Matbaanın kurulmasında önemli rol oynayan Yirmi Sekiz Çelebizade Mehmed Said Efendi’nin bir süre sonra matbaacılıktan ayrılması ile birlikte iş tamamen İbrahim Müteferrika’ya kaldı. Müteferrika ölümüne kadar matbaada 17 kitap bastı. Matbaanın ilk iki kitabı 1000 adet, üçüncüsü 1200 adet basıldı ancak sonrakiler de bu sayı 500’e indi. Baskı sayısının azalmasında kitapların satılmamasının rolü vardı.

Orhan Salih, Müteferrika’nın bastığı kitapların tirajının 12.000-13.200 arasında tahmin edildiğini, ancak bu sayının abartıldığını söylemektedir. Kendi tahmini olarak da 10.000-11.000 rakamını vermektedir. Ayrıca genelde Vankulu Lugatfnden 1000 adet basıldığının ifade edildiğini, ancak Müteferrika’nın kendi yazdığı istidada bu lugatten 500 adet basılacağının belirtildiğini söylüyor.

Naima Tarihi ’nin sonunda verilen listede 1000 adet diye kaydedilmesinin bu karışıklığa yol açtığını, ancak burada iki cilt beraber dikkate alındığını söylüyor. Aynı listede Naima Tarihi’nin her iki cildinden 500’er adet basıldığı yazılmış, ama toplam yekûnda bu son baskı 1000 adet diye hesaplandığına dikkat çekerek kitap değil de cilt olarak baskı sayısı göz önünde bulundurulduğunu ifade ediyor. İbrahim Müteferrika bir taraftan matbaayla ilgilenirken, diğer taraftan da devlet tarafından verilen birçok görevle uğraşıyordu.

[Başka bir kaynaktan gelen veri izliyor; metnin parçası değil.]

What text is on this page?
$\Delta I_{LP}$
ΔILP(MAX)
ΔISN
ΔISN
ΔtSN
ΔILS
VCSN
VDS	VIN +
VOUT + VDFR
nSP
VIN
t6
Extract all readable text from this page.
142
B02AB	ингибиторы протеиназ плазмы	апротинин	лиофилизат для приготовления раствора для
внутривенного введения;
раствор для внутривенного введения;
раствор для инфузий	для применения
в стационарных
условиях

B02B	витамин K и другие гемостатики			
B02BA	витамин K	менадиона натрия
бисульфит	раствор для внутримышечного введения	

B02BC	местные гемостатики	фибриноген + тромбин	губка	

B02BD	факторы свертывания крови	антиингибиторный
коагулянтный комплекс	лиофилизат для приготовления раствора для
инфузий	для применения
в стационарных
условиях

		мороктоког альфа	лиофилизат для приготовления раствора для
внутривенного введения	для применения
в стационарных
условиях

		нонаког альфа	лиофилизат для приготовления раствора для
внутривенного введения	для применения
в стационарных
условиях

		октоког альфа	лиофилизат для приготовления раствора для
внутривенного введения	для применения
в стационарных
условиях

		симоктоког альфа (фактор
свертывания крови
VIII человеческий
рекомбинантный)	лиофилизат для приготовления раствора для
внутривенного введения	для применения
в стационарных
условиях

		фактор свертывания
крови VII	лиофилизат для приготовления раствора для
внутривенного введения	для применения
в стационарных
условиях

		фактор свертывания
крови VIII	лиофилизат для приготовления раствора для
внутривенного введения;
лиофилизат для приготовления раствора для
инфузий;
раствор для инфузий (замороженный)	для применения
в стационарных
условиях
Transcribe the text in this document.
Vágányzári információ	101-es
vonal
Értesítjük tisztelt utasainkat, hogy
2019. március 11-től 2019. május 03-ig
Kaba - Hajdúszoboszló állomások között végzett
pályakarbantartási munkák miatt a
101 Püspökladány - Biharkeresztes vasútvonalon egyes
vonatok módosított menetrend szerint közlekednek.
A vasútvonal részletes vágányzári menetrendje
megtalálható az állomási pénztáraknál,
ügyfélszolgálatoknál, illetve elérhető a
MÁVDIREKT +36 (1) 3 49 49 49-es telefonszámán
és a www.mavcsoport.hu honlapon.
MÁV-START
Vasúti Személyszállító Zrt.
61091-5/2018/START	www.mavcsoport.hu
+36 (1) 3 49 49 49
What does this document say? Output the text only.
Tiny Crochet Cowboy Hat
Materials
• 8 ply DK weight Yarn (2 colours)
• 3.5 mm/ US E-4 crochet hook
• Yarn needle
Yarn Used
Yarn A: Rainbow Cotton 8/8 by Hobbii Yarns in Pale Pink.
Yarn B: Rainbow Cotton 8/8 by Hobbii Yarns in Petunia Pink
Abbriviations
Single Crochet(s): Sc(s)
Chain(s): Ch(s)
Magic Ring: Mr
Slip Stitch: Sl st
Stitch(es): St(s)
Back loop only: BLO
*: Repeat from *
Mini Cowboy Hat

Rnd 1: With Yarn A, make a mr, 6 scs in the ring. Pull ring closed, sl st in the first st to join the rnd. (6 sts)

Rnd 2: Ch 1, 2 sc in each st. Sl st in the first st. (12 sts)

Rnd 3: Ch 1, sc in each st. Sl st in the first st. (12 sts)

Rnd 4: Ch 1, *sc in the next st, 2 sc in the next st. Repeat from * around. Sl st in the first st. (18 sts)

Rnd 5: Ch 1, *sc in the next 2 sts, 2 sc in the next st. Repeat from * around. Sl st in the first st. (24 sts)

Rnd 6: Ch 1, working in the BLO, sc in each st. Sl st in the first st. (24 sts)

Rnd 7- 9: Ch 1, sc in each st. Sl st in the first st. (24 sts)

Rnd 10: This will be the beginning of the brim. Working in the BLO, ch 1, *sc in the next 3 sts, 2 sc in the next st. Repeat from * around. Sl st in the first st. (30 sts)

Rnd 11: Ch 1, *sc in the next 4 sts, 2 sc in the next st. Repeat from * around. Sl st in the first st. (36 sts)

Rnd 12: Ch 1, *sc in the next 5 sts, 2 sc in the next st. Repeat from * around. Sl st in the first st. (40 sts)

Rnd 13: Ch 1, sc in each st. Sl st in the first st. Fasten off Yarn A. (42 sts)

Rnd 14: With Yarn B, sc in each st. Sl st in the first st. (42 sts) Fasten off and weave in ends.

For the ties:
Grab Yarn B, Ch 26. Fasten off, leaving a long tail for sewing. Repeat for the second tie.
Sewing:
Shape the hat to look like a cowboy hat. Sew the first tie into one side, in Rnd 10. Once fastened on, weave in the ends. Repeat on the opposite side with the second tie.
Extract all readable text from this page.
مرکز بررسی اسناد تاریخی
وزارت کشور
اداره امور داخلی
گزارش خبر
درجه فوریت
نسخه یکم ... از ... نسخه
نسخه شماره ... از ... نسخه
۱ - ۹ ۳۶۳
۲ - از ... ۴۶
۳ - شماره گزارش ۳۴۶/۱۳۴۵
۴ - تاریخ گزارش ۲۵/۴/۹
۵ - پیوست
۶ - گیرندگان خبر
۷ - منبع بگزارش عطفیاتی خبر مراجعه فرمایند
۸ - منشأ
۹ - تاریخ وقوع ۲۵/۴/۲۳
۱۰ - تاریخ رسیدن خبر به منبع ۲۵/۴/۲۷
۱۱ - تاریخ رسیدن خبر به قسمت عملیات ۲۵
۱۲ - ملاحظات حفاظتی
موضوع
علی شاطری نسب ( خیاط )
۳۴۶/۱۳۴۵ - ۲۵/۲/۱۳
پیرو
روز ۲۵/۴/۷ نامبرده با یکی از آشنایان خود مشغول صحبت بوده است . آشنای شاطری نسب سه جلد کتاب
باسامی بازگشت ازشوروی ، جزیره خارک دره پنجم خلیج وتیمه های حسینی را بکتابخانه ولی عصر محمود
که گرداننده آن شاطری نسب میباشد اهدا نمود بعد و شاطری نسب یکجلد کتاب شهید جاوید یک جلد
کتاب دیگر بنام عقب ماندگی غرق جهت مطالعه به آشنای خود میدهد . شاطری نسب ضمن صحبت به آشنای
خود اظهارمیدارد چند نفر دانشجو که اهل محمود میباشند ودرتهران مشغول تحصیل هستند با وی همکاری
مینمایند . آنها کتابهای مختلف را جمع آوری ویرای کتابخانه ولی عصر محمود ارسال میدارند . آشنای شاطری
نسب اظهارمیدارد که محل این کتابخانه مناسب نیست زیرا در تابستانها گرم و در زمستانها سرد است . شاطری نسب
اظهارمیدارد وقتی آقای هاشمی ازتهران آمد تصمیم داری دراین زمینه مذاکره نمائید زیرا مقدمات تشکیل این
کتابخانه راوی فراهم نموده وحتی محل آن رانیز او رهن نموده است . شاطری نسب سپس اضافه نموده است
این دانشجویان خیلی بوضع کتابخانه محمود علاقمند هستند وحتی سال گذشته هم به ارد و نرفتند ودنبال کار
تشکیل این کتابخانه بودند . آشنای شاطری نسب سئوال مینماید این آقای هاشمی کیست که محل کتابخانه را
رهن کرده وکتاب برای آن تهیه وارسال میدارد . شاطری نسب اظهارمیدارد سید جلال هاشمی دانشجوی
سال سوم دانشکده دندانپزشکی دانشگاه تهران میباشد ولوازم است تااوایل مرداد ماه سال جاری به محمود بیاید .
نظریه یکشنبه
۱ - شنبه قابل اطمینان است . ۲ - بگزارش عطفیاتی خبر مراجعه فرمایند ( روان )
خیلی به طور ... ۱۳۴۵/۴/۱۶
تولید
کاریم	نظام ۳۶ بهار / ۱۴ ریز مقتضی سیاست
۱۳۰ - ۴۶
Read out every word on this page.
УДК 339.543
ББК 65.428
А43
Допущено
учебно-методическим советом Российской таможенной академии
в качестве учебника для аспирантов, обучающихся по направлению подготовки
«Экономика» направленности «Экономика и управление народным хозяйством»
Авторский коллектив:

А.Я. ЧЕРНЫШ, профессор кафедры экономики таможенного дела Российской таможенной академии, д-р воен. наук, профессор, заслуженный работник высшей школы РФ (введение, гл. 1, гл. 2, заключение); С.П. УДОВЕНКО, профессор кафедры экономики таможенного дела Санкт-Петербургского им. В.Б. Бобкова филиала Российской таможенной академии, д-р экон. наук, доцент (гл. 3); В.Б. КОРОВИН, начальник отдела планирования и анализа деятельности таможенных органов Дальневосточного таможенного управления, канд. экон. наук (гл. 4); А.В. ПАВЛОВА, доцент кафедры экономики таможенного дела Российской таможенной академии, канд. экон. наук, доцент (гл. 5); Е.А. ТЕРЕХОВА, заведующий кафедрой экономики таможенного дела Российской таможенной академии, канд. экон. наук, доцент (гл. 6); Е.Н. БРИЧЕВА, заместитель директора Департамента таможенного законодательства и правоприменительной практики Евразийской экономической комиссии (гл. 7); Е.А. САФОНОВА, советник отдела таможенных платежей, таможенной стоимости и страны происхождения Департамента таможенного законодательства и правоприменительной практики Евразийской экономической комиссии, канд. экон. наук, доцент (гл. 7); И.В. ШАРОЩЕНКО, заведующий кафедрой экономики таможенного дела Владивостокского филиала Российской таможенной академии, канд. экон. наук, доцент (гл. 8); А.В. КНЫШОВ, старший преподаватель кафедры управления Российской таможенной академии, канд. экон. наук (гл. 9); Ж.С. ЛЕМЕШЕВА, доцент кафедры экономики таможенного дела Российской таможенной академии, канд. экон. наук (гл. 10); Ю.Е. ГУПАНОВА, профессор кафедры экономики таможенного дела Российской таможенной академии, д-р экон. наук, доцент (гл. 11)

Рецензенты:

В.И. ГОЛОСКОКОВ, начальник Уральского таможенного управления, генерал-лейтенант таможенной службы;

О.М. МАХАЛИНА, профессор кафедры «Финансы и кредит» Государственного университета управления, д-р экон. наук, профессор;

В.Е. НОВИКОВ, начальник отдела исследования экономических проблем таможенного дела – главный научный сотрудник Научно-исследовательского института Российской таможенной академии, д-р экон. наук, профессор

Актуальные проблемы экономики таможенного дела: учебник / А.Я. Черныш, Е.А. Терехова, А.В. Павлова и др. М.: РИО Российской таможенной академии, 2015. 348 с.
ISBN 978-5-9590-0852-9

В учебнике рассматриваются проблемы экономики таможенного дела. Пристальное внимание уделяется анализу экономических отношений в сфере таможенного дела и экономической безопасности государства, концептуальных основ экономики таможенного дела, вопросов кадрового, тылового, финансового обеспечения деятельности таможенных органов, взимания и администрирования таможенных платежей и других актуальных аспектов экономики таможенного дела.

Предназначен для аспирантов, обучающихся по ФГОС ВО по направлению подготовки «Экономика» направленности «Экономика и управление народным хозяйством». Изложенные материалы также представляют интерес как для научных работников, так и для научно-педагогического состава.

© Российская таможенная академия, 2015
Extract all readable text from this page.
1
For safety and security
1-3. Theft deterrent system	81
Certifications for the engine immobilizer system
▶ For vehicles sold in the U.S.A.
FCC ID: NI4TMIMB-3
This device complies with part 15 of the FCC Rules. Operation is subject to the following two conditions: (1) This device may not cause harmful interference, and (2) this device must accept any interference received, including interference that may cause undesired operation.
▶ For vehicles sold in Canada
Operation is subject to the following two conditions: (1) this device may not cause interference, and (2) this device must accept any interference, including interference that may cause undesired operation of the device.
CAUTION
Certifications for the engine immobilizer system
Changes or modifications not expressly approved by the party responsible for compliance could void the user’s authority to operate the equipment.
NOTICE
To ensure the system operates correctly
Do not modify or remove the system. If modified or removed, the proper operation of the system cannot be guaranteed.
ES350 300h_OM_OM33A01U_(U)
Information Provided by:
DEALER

Uzun süre Osmanlı İmparatorluğu’na sığınan II. Rakoczi’nin tercümanlığını ve mihmandarlığını yaptı. İbrahim Müteferrika’nın diğer görevleri matbaayla daha fazla ilgilenmesini engelledi. 1735 yılına kadar 13 kitap basan Müteferrika, Osmanlı-Avusturya-Rus savaşında üstlendiği görevler ve Lehistan elçiliği sebebiyle beş yıl kitap basamadı.

1740-1742 yıllarında dört kitap daha bastıysa da ömrünün son beş yılında yine devlet işleri sebebiyle matbaa yeni eserler vermedi. Bu yıllarda İbrahim Müteferrika Dağıstan’a gidip, döndü ve Yalova’daki Kâğıt Fabrikası ile ilgilendi. Ayrıca bir yıl Divân-ı Hümâyûn tarihçiliği denilen görevde bulundu. Bütün bu meşguliyetleri ve yaşlılığı matbaanın faaliyetlerini engelledi.